The 0xDxyn Instruction
This is a mildly infamous instruction thanks to its difficulty to implement properly (especially compared to the relatively straightforward instructions leading up to this one). There’s a lot of ways to go about it, but this is how I tackled this piece. Firstly, there is the video buffer. The CHIP8 video buffer is a 64x32-pixel buffer made up of monochrome (1-bit) pixels. I represented it with the following matrix:
uint8_t screen[8][32];
You may have noticed that the x-dimension is set to 8 bytes. This is due to the fact that, in the x-direction, each bit within each byte is a pixel. Given 8 bits to a byte, this makes our 64x32 matrix.
Next, the instruction definition:
switch(instr_t) {
// ...
case 0xD:
/* drw / draw sprite from I at (Vx, Vy)*/
V[0xF] = 0;
for(int i = 0; i < (instr_bus&0x000F); i++) {
int index_x, index_y, offset;
index_x = V[x]>>3; // which byte to access
index_y = (V[y] + i) % 32; // height of byte
offset = 8-(V[x]%8); // offset of wrapped byte
// collision detection:
if((screen[index_x][index_y] & (mem[I+i]>>(V[x]%8))) ||
(screen[(index_x+1)%8][index_y] & (mem[I+i]<<offset))) {
V[0xF] = 1;
}
// write to buffer
screen[index_x][index_y] ^= (mem[I+i]>>(V[x]%8));
screen[(index_x+1)%8][index_y] ^= (mem[I+i]<<offset);
}
break;
// ...
}
As you can see, it’s not exactly the most straightforward piece of code, especially if you decide to represent each pixel with a bit and not a byte. The byte representation makes for a much easier implementation, but is less compact (no need to set bits to 1 and 0, just set the whole byte).

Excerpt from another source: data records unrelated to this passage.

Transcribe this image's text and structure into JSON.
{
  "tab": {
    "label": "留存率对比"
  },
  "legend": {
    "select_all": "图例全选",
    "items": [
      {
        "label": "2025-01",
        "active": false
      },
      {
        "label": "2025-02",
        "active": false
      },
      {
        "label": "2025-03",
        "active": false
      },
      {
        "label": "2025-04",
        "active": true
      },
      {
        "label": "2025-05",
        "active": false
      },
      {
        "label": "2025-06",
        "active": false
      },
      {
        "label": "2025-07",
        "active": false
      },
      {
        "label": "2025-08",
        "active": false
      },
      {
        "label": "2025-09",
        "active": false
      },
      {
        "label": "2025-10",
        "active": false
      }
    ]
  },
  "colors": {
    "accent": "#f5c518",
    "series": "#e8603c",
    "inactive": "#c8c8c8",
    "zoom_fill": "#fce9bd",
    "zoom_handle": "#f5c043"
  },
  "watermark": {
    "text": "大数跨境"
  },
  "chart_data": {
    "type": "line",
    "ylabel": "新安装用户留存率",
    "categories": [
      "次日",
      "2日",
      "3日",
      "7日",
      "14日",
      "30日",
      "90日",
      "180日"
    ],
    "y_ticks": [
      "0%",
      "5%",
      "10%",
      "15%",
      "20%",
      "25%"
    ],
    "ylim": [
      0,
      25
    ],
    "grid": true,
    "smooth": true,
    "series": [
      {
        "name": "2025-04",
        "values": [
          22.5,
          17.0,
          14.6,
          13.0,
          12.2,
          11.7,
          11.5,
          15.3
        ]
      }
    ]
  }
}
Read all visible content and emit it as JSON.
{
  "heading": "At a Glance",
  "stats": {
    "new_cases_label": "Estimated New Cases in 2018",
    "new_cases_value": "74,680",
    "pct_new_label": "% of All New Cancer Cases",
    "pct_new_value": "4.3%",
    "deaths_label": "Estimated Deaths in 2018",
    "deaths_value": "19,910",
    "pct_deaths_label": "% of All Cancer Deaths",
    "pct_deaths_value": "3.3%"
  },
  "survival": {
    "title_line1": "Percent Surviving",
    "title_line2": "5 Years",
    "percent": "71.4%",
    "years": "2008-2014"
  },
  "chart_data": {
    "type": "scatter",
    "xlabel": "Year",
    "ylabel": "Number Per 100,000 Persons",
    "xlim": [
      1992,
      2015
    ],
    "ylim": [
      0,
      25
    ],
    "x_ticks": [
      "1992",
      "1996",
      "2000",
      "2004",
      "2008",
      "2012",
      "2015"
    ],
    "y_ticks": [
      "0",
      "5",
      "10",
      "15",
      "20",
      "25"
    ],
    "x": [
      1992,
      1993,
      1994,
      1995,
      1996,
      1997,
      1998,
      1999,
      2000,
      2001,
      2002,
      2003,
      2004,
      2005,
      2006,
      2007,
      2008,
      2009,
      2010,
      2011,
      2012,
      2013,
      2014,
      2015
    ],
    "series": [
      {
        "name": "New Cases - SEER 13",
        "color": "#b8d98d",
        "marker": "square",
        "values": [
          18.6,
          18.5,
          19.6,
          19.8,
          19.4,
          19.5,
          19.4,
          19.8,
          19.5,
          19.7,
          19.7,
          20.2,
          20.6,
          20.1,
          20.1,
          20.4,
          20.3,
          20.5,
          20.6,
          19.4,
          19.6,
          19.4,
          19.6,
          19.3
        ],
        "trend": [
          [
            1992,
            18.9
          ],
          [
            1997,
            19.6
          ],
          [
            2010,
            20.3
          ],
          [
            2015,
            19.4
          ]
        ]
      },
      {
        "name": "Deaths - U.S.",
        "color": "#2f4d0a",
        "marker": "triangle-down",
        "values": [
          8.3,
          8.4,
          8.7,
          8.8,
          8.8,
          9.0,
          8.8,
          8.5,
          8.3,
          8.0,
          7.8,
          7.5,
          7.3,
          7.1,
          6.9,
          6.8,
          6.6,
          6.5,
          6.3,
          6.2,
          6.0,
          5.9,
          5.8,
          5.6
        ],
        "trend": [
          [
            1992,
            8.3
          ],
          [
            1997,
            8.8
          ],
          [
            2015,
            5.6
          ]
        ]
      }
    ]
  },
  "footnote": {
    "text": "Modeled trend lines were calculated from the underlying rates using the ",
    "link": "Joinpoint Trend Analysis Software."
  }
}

A few things to note about the implementation:
- Note that
x >> yis equivalent tox * 2^y. SoV[x]>>3is reallyV[x] * 2^3or simplyV[x] * 8. The opposite holds true, as well (x << yisx / 2^y). - You always have to keep wrapped bits in mind. If you draw 4 horizontal pixels to the buffer at bit position 63 (indexed at 0), there are 3 bits hanging off that need to be drawn. The CHIP8 specification says that those bit should be wrapped around to
x = x + 1at the sameylevel. - Collision should be checked before writing to the buffer. I used bit-wise
&to check for collisions, but there are other ways to do this, as well. Collisions result in the colliding pixel to turn off, thanks to theXORoperation that the CHIP8 specification requires for writing to the buffer.